If a number has $\textit{n}$ terminal $\textit{zeros}$ , then it contains $\textit{n}$ factors of $10$ . But since $10=5\cdot 2$ we are asking how many how many factors of $2$ and $5$ are there.

Since $2$ is smaller than $5$ , for any factor of $5$ there will be enough factors of $2$ to make a factor of $10$ . thus we need to count only factors of $5$

Since $1239 \div 5 = 247.8$

there are $247$ factors of $5$ on $1239$

But the numbers divisible by $25$ will have $2$ factors of $5$ of which $1$ we have counted.

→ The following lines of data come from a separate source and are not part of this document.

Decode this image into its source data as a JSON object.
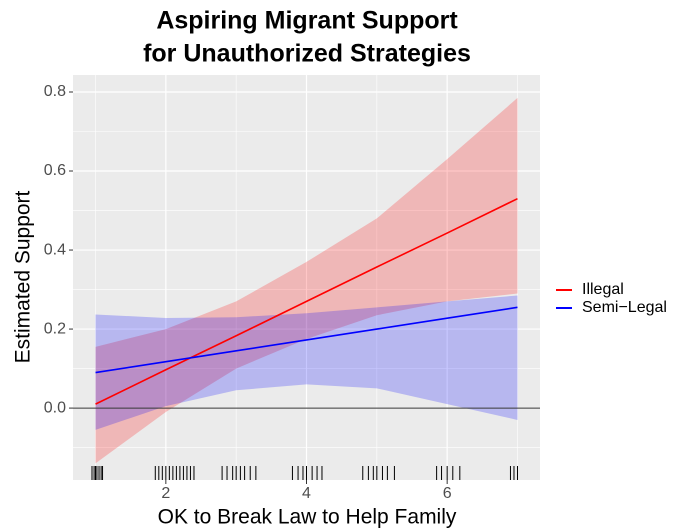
{
  "chart_data": {
    "type": "line_ribbon",
    "title": [
      "Aspiring Migrant Support",
      "for Unauthorized Strategies"
    ],
    "xlabel": "OK to Break Law to Help Family",
    "ylabel": "Estimated Support",
    "x": [
      1,
      2,
      3,
      4,
      5,
      6,
      7
    ],
    "series": [
      {
        "name": "Illegal",
        "color": "#ff0000",
        "values": [
          0.01,
          0.097,
          0.183,
          0.27,
          0.357,
          0.443,
          0.53
        ],
        "lower": [
          -0.14,
          -0.01,
          0.1,
          0.175,
          0.235,
          0.27,
          0.29
        ],
        "upper": [
          0.155,
          0.2,
          0.27,
          0.37,
          0.48,
          0.63,
          0.785
        ]
      },
      {
        "name": "Semi−Legal",
        "color": "#0000ff",
        "values": [
          0.09,
          0.1175,
          0.145,
          0.1725,
          0.2,
          0.2275,
          0.255
        ],
        "lower": [
          -0.055,
          0.005,
          0.045,
          0.06,
          0.05,
          0.01,
          -0.03
        ],
        "upper": [
          0.237,
          0.228,
          0.23,
          0.24,
          0.255,
          0.27,
          0.285
        ]
      }
    ],
    "rug": [
      0.95,
      0.98,
      1.0,
      1.02,
      1.05,
      1.08,
      1.1,
      1.85,
      1.9,
      1.95,
      2.0,
      2.05,
      2.1,
      2.15,
      2.2,
      2.25,
      2.3,
      2.35,
      2.4,
      2.8,
      2.87,
      2.95,
      3.0,
      3.06,
      3.12,
      3.2,
      3.28,
      3.8,
      3.88,
      3.95,
      4.0,
      4.08,
      4.15,
      4.22,
      4.8,
      4.88,
      4.95,
      5.0,
      5.08,
      5.15,
      5.25,
      5.85,
      5.92,
      6.0,
      6.08,
      6.18,
      6.9,
      6.95,
      7.0
    ],
    "hline": 0,
    "xlim": [
      0.68,
      7.32
    ],
    "ylim": [
      -0.182,
      0.843
    ],
    "xticks": [
      2,
      4,
      6
    ],
    "yticks": [
      {
        "value": 0,
        "label": "0.0"
      },
      0.2,
      0.4,
      0.6,
      0.8
    ],
    "grid": true,
    "legend": "right"
  }
}
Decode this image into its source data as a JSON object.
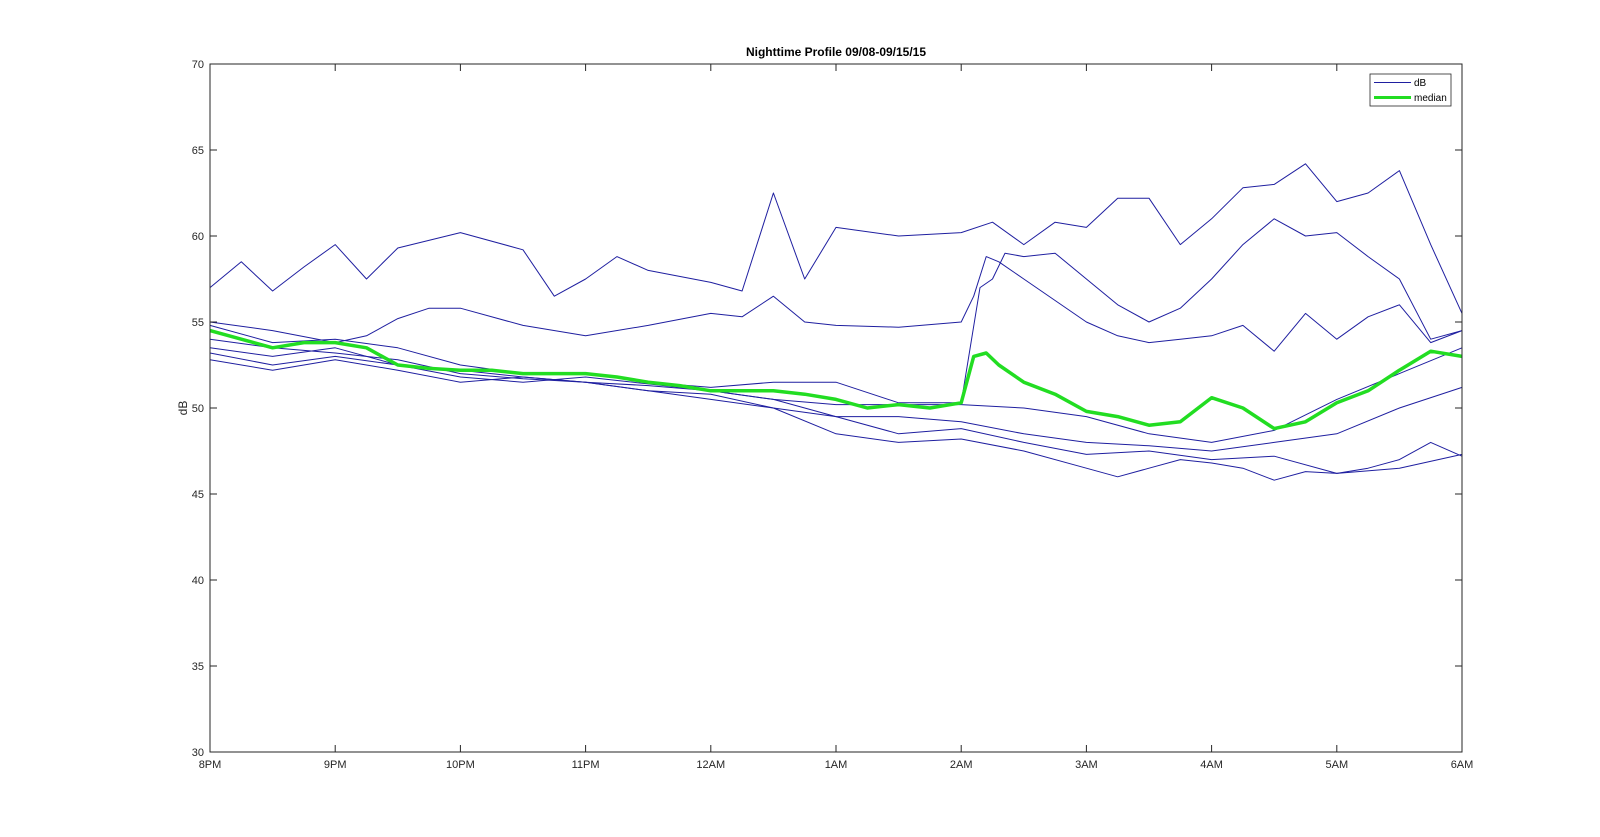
{
  "chart_data": {
    "type": "line",
    "title": "Nighttime Profile 09/08-09/15/15",
    "xlabel": "",
    "ylabel": "dB",
    "ylim": [
      30,
      70
    ],
    "y_ticks": [
      30,
      35,
      40,
      45,
      50,
      55,
      60,
      65,
      70
    ],
    "xlim": [
      0,
      10
    ],
    "x_unit": "hours after 8PM",
    "x_ticks": [
      0,
      1,
      2,
      3,
      4,
      5,
      6,
      7,
      8,
      9,
      10
    ],
    "x_tick_labels": [
      "8PM",
      "9PM",
      "10PM",
      "11PM",
      "12AM",
      "1AM",
      "2AM",
      "3AM",
      "4AM",
      "5AM",
      "6AM"
    ],
    "grid": false,
    "legend": {
      "position": "top-right",
      "entries": [
        "dB",
        "median"
      ]
    },
    "colors": {
      "dB": "#1f1fa0",
      "median": "#22dd22"
    },
    "series": [
      {
        "name": "dB",
        "x": [
          0,
          0.25,
          0.5,
          0.75,
          1,
          1.25,
          1.5,
          2,
          2.5,
          2.75,
          3,
          3.25,
          3.5,
          4,
          4.25,
          4.5,
          4.75,
          5,
          5.5,
          6,
          6.25,
          6.5,
          6.75,
          7,
          7.25,
          7.5,
          7.75,
          8,
          8.25,
          8.5,
          8.75,
          9,
          9.25,
          9.5,
          9.75,
          10
        ],
        "values": [
          57,
          58.5,
          56.8,
          58.2,
          59.5,
          57.5,
          59.3,
          60.2,
          59.2,
          56.5,
          57.5,
          58.8,
          58,
          57.3,
          56.8,
          62.5,
          57.5,
          60.5,
          60,
          60.2,
          60.8,
          59.5,
          60.8,
          60.5,
          62.2,
          62.2,
          59.5,
          61,
          62.8,
          63,
          64.2,
          62,
          62.5,
          63.8,
          59.5,
          55.5
        ]
      },
      {
        "name": "dB",
        "x": [
          0,
          0.5,
          1,
          1.25,
          1.5,
          1.75,
          2,
          2.5,
          3,
          3.5,
          4,
          4.25,
          4.5,
          4.75,
          5,
          5.5,
          6,
          6.1,
          6.2,
          6.3,
          6.5,
          7,
          7.25,
          7.5,
          7.75,
          8,
          8.25,
          8.5,
          8.75,
          9,
          9.25,
          9.5,
          9.75,
          10
        ],
        "values": [
          55,
          54.5,
          53.8,
          54.2,
          55.2,
          55.8,
          55.8,
          54.8,
          54.2,
          54.8,
          55.5,
          55.3,
          56.5,
          55,
          54.8,
          54.7,
          55,
          56.5,
          58.8,
          58.5,
          57.5,
          55,
          54.2,
          53.8,
          54,
          54.2,
          54.8,
          53.3,
          55.5,
          54,
          55.3,
          56,
          53.8,
          54.5
        ]
      },
      {
        "name": "dB",
        "x": [
          0,
          0.5,
          1,
          1.5,
          2,
          2.5,
          3,
          3.5,
          4,
          4.5,
          5,
          5.5,
          6,
          6.15,
          6.25,
          6.35,
          6.5,
          6.75,
          7,
          7.25,
          7.5,
          7.75,
          8,
          8.25,
          8.5,
          8.75,
          9,
          9.25,
          9.5,
          9.75,
          10
        ],
        "values": [
          54.8,
          53.8,
          54,
          53.5,
          52.5,
          52,
          52,
          51.5,
          51.2,
          51.5,
          51.5,
          50.3,
          50.3,
          57,
          57.5,
          59,
          58.8,
          59,
          57.5,
          56,
          55,
          55.8,
          57.5,
          59.5,
          61,
          60,
          60.2,
          58.8,
          57.5,
          54,
          54.5
        ]
      },
      {
        "name": "dB",
        "x": [
          0,
          0.5,
          1,
          1.5,
          2,
          2.5,
          3,
          3.5,
          4,
          4.5,
          5,
          5.5,
          6,
          6.5,
          7,
          7.5,
          8,
          8.5,
          9,
          9.5,
          10
        ],
        "values": [
          53.2,
          52.5,
          53,
          52.5,
          51.8,
          51.5,
          51.8,
          51.4,
          51,
          50.5,
          50.2,
          50.2,
          50.2,
          50,
          49.5,
          48.5,
          48,
          48.7,
          50.5,
          52,
          53.5
        ]
      },
      {
        "name": "dB",
        "x": [
          0,
          0.5,
          1,
          1.5,
          2,
          2.5,
          3,
          3.5,
          4,
          4.5,
          5,
          5.5,
          6,
          6.5,
          7,
          7.5,
          8,
          8.5,
          9,
          9.5,
          10
        ],
        "values": [
          52.8,
          52.2,
          52.8,
          52.2,
          51.5,
          51.8,
          51.5,
          51,
          50.5,
          50,
          49.5,
          49.5,
          49.2,
          48.5,
          48,
          47.8,
          47.5,
          48,
          48.5,
          50,
          51.2
        ]
      },
      {
        "name": "dB",
        "x": [
          0,
          0.5,
          1,
          1.5,
          2,
          2.5,
          3,
          3.5,
          4,
          4.5,
          5,
          5.5,
          6,
          6.5,
          7,
          7.5,
          8,
          8.5,
          9,
          9.5,
          10
        ],
        "values": [
          54,
          53.5,
          53.2,
          52.8,
          52,
          51.7,
          51.5,
          51.3,
          51,
          50.5,
          49.5,
          48.5,
          48.8,
          48,
          47.3,
          47.5,
          47,
          47.2,
          46.2,
          46.5,
          47.3
        ]
      },
      {
        "name": "dB",
        "x": [
          0,
          0.5,
          1,
          1.5,
          2,
          2.5,
          3,
          3.5,
          4,
          4.5,
          5,
          5.5,
          6,
          6.5,
          7,
          7.25,
          7.5,
          7.75,
          8,
          8.25,
          8.5,
          8.75,
          9,
          9.25,
          9.5,
          9.75,
          10
        ],
        "values": [
          53.5,
          53,
          53.5,
          52.5,
          52.2,
          51.8,
          51.5,
          51,
          50.8,
          50,
          48.5,
          48,
          48.2,
          47.5,
          46.5,
          46,
          46.5,
          47,
          46.8,
          46.5,
          45.8,
          46.3,
          46.2,
          46.5,
          47,
          48,
          47.2
        ]
      },
      {
        "name": "median",
        "x": [
          0,
          0.25,
          0.5,
          0.75,
          1,
          1.25,
          1.5,
          1.75,
          2,
          2.25,
          2.5,
          2.75,
          3,
          3.25,
          3.5,
          3.75,
          4,
          4.25,
          4.5,
          4.75,
          5,
          5.25,
          5.5,
          5.75,
          6,
          6.1,
          6.2,
          6.3,
          6.5,
          6.75,
          7,
          7.25,
          7.5,
          7.75,
          8,
          8.25,
          8.5,
          8.75,
          9,
          9.25,
          9.5,
          9.75,
          10
        ],
        "values": [
          54.5,
          54,
          53.5,
          53.8,
          53.8,
          53.5,
          52.5,
          52.3,
          52.2,
          52.2,
          52,
          52,
          52,
          51.8,
          51.5,
          51.3,
          51,
          51,
          51,
          50.8,
          50.5,
          50,
          50.2,
          50,
          50.3,
          53,
          53.2,
          52.5,
          51.5,
          50.8,
          49.8,
          49.5,
          49,
          49.2,
          50.6,
          50,
          48.8,
          49.2,
          50.3,
          51,
          52.2,
          53.3,
          53
        ]
      }
    ]
  }
}
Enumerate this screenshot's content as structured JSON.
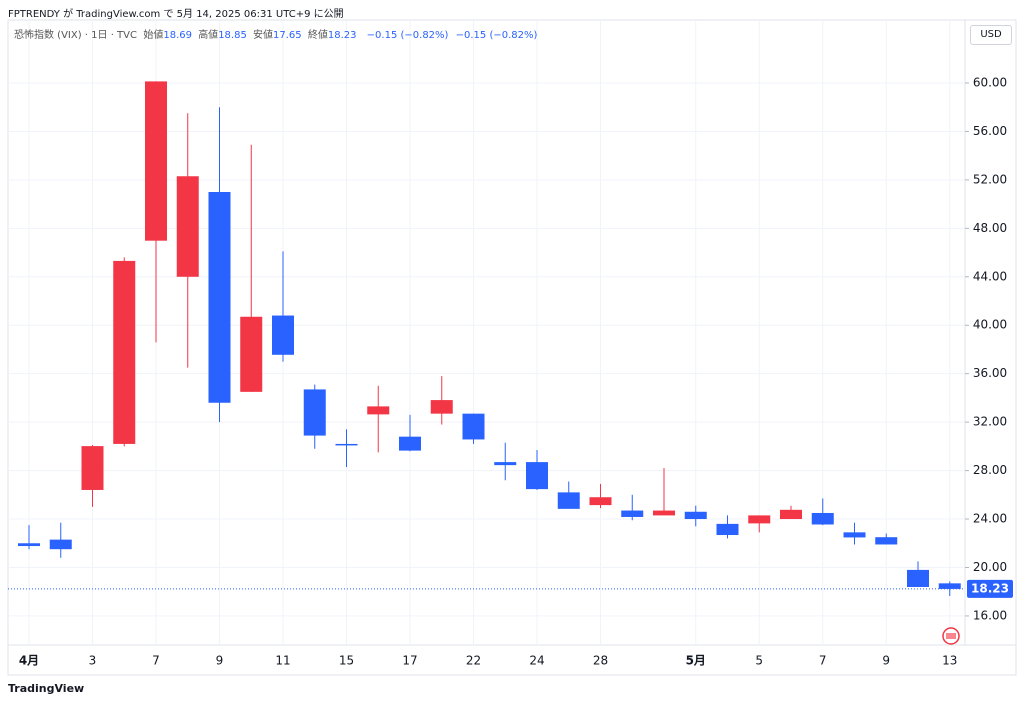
{
  "chart_data": {
    "type": "candlestick",
    "title": "FPTRENDY が TradingView.com で 5月 14, 2025 06:31 UTC+9 に公開",
    "symbol": "恐怖指数 (VIX) · 1日 · TVC",
    "ohlc_labels": [
      "始値",
      "高値",
      "安値",
      "終値"
    ],
    "change": "−0.15 (−0.82%)",
    "currency": "USD",
    "brand": "TradingView",
    "categories": [
      "4月",
      null,
      "3",
      null,
      "7",
      null,
      "9",
      null,
      "11",
      null,
      "15",
      null,
      "17",
      null,
      "22",
      null,
      "24",
      null,
      "28",
      null,
      null,
      "5月",
      null,
      "5",
      null,
      "7",
      null,
      "9",
      null,
      "13"
    ],
    "open": [
      22.0,
      22.3,
      26.4,
      30.2,
      60.13,
      44.0,
      51.0,
      34.5,
      40.8,
      34.7,
      30.2,
      33.3,
      30.8,
      32.7,
      32.7,
      28.7,
      28.7,
      26.2,
      25.8,
      24.7,
      24.3,
      24.0,
      23.6,
      24.3,
      24.0,
      24.5,
      22.9,
      22.5,
      19.8,
      18.69
    ],
    "high": [
      23.5,
      23.7,
      30.1,
      45.6,
      60.13,
      57.5,
      58.0,
      54.9,
      46.1,
      35.1,
      31.4,
      35.0,
      32.6,
      35.8,
      32.7,
      30.3,
      29.7,
      27.1,
      26.9,
      26.0,
      28.2,
      25.1,
      24.3,
      24.3,
      25.1,
      25.7,
      23.7,
      22.8,
      20.5,
      18.85
    ],
    "low": [
      21.5,
      20.8,
      25.0,
      30.0,
      38.58,
      36.5,
      32.0,
      34.5,
      37.0,
      29.8,
      28.3,
      29.5,
      29.6,
      31.8,
      30.2,
      27.2,
      26.4,
      24.9,
      24.9,
      23.9,
      24.3,
      23.4,
      22.4,
      22.9,
      24.0,
      23.5,
      21.9,
      21.9,
      18.4,
      17.65
    ],
    "close": [
      21.77,
      21.51,
      30.02,
      45.31,
      46.98,
      52.3,
      33.6,
      40.7,
      37.56,
      30.89,
      30.12,
      32.64,
      29.65,
      33.82,
      30.57,
      28.45,
      26.47,
      24.84,
      25.15,
      24.17,
      24.7,
      24.6,
      22.68,
      23.64,
      24.76,
      23.55,
      22.48,
      21.9,
      18.39,
      18.23
    ],
    "colors": [
      "#2962ff",
      "#2962ff",
      "#f23645",
      "#f23645",
      "#f23645",
      "#f23645",
      "#2962ff",
      "#f23645",
      "#2962ff",
      "#2962ff",
      "#2962ff",
      "#f23645",
      "#2962ff",
      "#f23645",
      "#2962ff",
      "#2962ff",
      "#2962ff",
      "#2962ff",
      "#f23645",
      "#2962ff",
      "#f23645",
      "#2962ff",
      "#2962ff",
      "#f23645",
      "#f23645",
      "#2962ff",
      "#2962ff",
      "#2962ff",
      "#2962ff",
      "#2962ff"
    ],
    "ylim": [
      13.6,
      65.2
    ],
    "yticks": [
      {
        "value": 16,
        "label": "16.00"
      },
      {
        "value": 20,
        "label": "20.00"
      },
      {
        "value": 24,
        "label": "24.00"
      },
      {
        "value": 28,
        "label": "28.00"
      },
      {
        "value": 32,
        "label": "32.00"
      },
      {
        "value": 36,
        "label": "36.00"
      },
      {
        "value": 40,
        "label": "40.00"
      },
      {
        "value": 44,
        "label": "44.00"
      },
      {
        "value": 48,
        "label": "48.00"
      },
      {
        "value": 52,
        "label": "52.00"
      },
      {
        "value": 56,
        "label": "56.00"
      },
      {
        "value": 60,
        "label": "60.00"
      }
    ],
    "grid": true
  }
}
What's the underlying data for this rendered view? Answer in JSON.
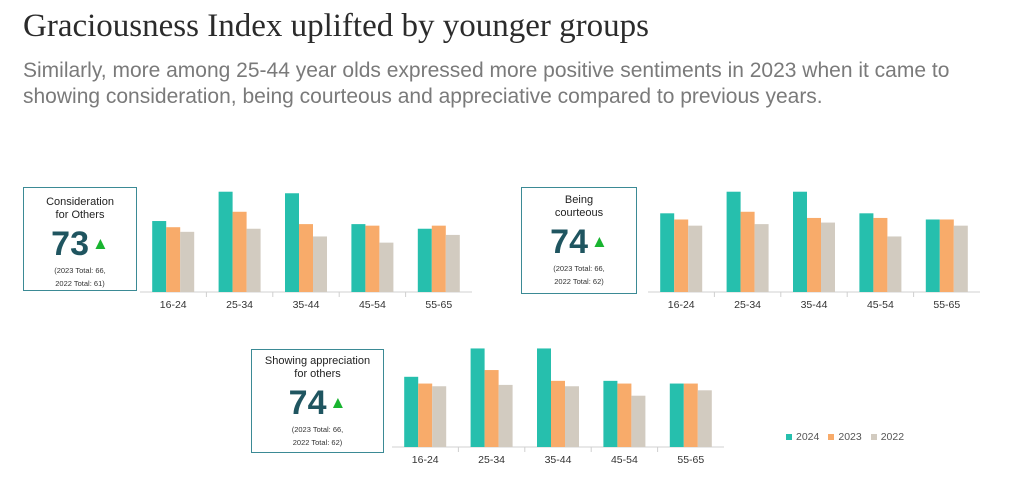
{
  "title": "Graciousness Index uplifted by younger groups",
  "subtitle": "Similarly, more among 25-44 year olds expressed more positive sentiments in 2023 when it came to showing consideration, being courteous and appreciative compared to previous years.",
  "colors": {
    "2024": "#26bfad",
    "2023": "#f8ab6a",
    "2022": "#d2cbc0",
    "kpi_border": "#3b8a95",
    "kpi_value": "#1f5560",
    "arrow": "#19b430"
  },
  "kpis": [
    {
      "label_line1": "Consideration",
      "label_line2": "for Others",
      "value": "73",
      "arrow": "▲",
      "note_line1": "(2023 Total: 66,",
      "note_line2": "2022 Total: 61)"
    },
    {
      "label_line1": "Being",
      "label_line2": "courteous",
      "value": "74",
      "arrow": "▲",
      "note_line1": "(2023 Total: 66,",
      "note_line2": "2022 Total: 62)"
    },
    {
      "label_line1": "Showing appreciation",
      "label_line2": "for others",
      "value": "74",
      "arrow": "▲",
      "note_line1": "(2023 Total: 66,",
      "note_line2": "2022 Total: 62)"
    }
  ],
  "legend": [
    "2024",
    "2023",
    "2022"
  ],
  "chart_data": [
    {
      "type": "bar",
      "title": "Consideration for Others",
      "categories": [
        "16-24",
        "25-34",
        "35-44",
        "45-54",
        "55-65"
      ],
      "series": [
        {
          "name": "2024",
          "values": [
            66,
            85,
            84,
            64,
            61
          ]
        },
        {
          "name": "2023",
          "values": [
            62,
            72,
            64,
            63,
            63
          ]
        },
        {
          "name": "2022",
          "values": [
            59,
            61,
            56,
            52,
            57
          ]
        }
      ],
      "ylim": [
        20,
        90
      ]
    },
    {
      "type": "bar",
      "title": "Being courteous",
      "categories": [
        "16-24",
        "25-34",
        "35-44",
        "45-54",
        "55-65"
      ],
      "series": [
        {
          "name": "2024",
          "values": [
            71,
            85,
            85,
            71,
            67
          ]
        },
        {
          "name": "2023",
          "values": [
            67,
            72,
            68,
            68,
            67
          ]
        },
        {
          "name": "2022",
          "values": [
            63,
            64,
            65,
            56,
            63
          ]
        }
      ],
      "ylim": [
        20,
        90
      ]
    },
    {
      "type": "bar",
      "title": "Showing appreciation for others",
      "categories": [
        "16-24",
        "25-34",
        "35-44",
        "45-54",
        "55-65"
      ],
      "series": [
        {
          "name": "2024",
          "values": [
            72,
            93,
            93,
            69,
            67
          ]
        },
        {
          "name": "2023",
          "values": [
            67,
            77,
            69,
            67,
            67
          ]
        },
        {
          "name": "2022",
          "values": [
            65,
            66,
            65,
            58,
            62
          ]
        }
      ],
      "ylim": [
        20,
        100
      ]
    }
  ]
}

Since, $1239 \div 25 = 49.56$

there are $49$ factors of $5$ again

Similarly, there will be $3$ factors of $125$ in $1239$ of which $2$ we have counted

Since, $1239 \div 125 = 9.912$

there are $9$ factors of $5$ again

similarly there will be $1$ factor again of $5$ taking into consideration $625$ which contain $4$ factors of $5$

Therefore, there are total $247+49+9+1 = 306$ factors of $5$

which implies that there are total $306$ $zeros$ at the end of $1239!$

There are: 247 numbers divisible by 5; 49 numbers divisible by 25; 9 numbers divisible by 125; 1 number divisible by 625; Hence there are: 247+49+9+1=306 numbers 0.